Studi Kriminologi
Masalah Penyimpangan Sosial
Pendahuluan
Sebuah masyarakat selalu memiliki alat-alat, baik
dalam bentuk formal maupun informal yang berfungsi untuk menetapkan
norma-norma, mengontrol maupun menindak penyimpangan yang terjadi akibat pelanggaran
terhadap norma-norma tersebut. Pada tataran formal, alat-alat tersebut dapat
berbentuk lembaga resmi yang berfungsi menetapkan aturan dan hukuman yang
sifatnya mengikat. Sehingga pelanggaran terhadap suatu norma formal
berimplikasi pada bentuk hukuman yang telah ditetapkan.
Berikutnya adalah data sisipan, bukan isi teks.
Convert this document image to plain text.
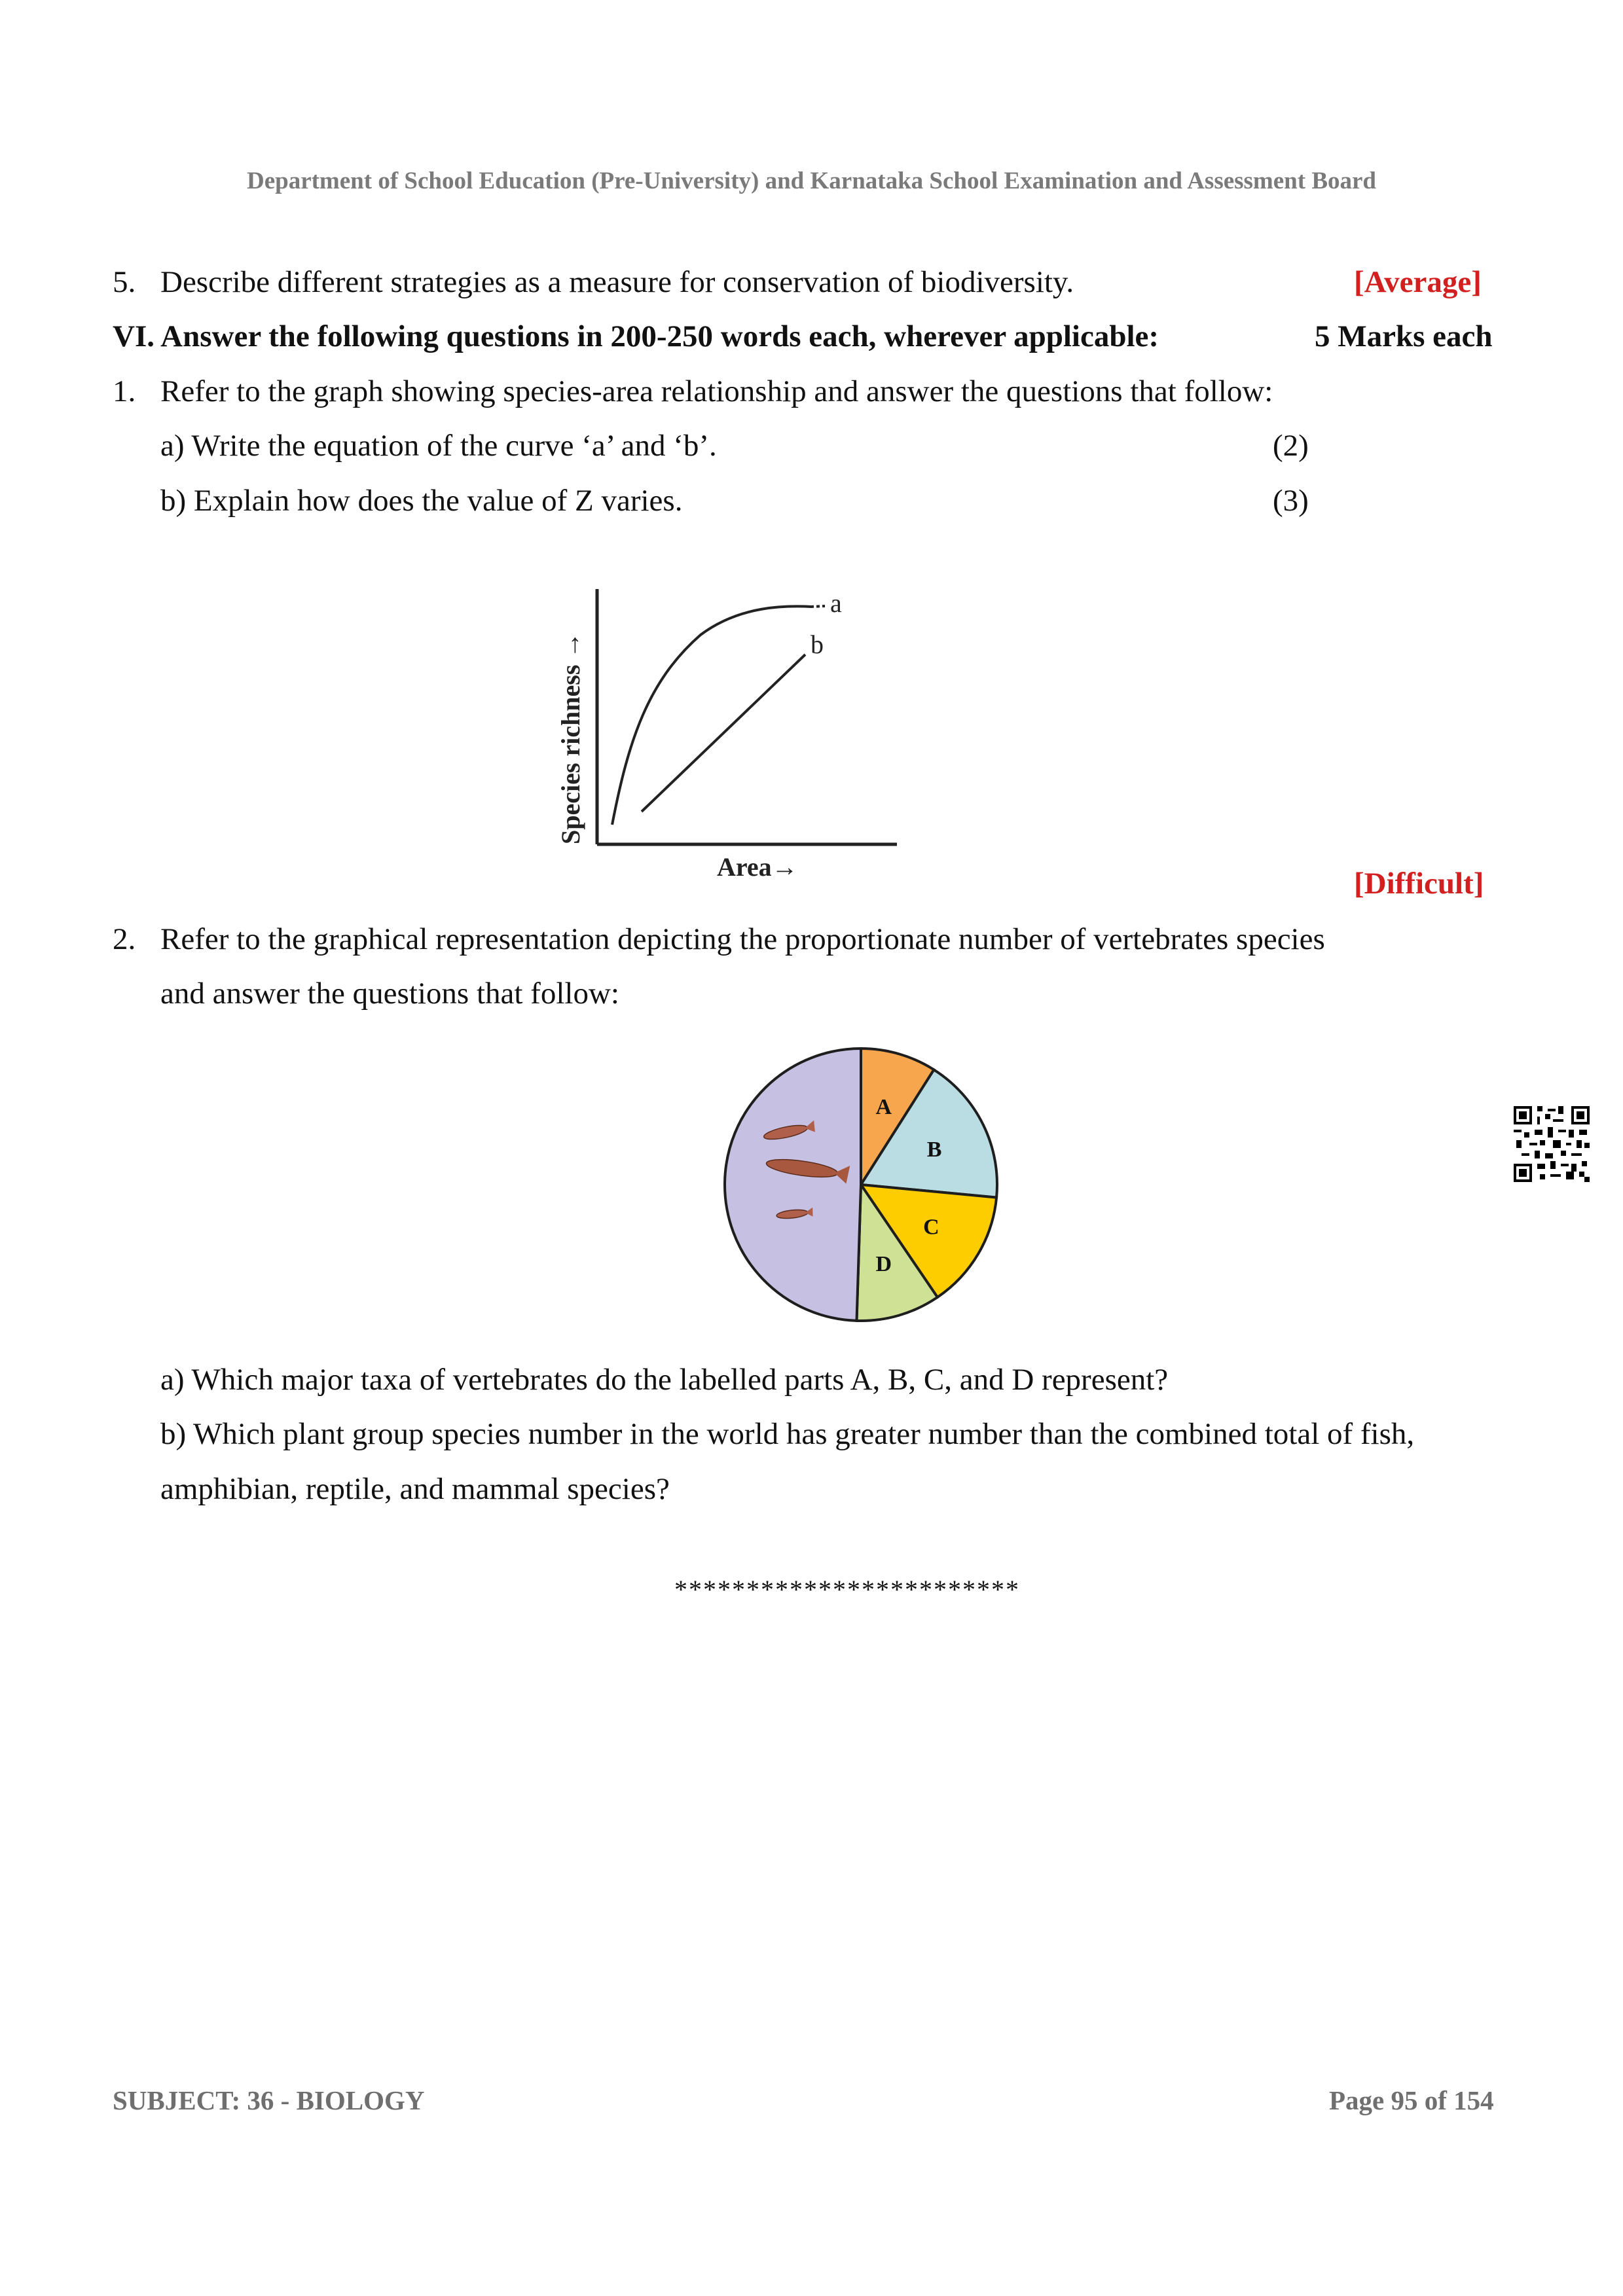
Department of School Education (Pre-University) and Karnataka School Examination and Assessment Board
5. Describe different strategies as a measure for conservation of biodiversity.	[Average]
VI. Answer the following questions in 200-250 words each, wherever applicable:	5 Marks each
1. Refer to the graph showing species-area relationship and answer the questions that follow:
a) Write the equation of the curve ‘a’ and ‘b’.	(2)
b) Explain how does the value of Z varies.	(3)
a
b
Species richness →
Area→	[Difficult]
2. Refer to the graphical representation depicting the proportionate number of vertebrates species
and answer the questions that follow:
A
B
C
D
a) Which major taxa of vertebrates do the labelled parts A, B, C, and D represent?
b) Which plant group species number in the world has greater number than the combined total of fish,
amphibian, reptile, and mammal species?
************************
SUBJECT: 36 - BIOLOGY	Page 95 of 154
Sementara alat-alat yang bersifat informal semacam
bentuk kearifan lokal yang dimiliki sebuah masyarakat. Dalam pandangan Fukuyama
(2000) norma informal yang bersifat kooperatif berada dalam tatanan suatu
masyarakat disebut sebagai social capital. Di lain pihak, bentuk
kejahatan (ipso facto)dikatakannya merupakan bentuk dari mangkirnya social
capital dalam masyarakat. Karena itu kejahatan itu sendiri merepresentasikan pelanggaran terhadap
norma komunitas.
Pelanggaran terhadap norma komunitas ini secara
logis berarti kesalahan yang bukan saja berimplikasi terhadap korban individu
dari kejahatan tersebut, tapi juga terhadap komunitas yang lebih besar beserta
sistem norma-norma. Itulah sebabnya, dalam kerangka hukum, negaralah yang melakukan
langkah-langkah pencegahaan dan hukuman atas sebuah kejahatan, melalui
perangkat-perangkatnya. Pada konteks ini perangkat formal Negara yang memiliki
kewenangan menegakan norma pencegahaan dan hukuman atas kejahatan adalah
lembaga kepolisian.
Namun demikian, dalam pandangan Fukuyama (2000)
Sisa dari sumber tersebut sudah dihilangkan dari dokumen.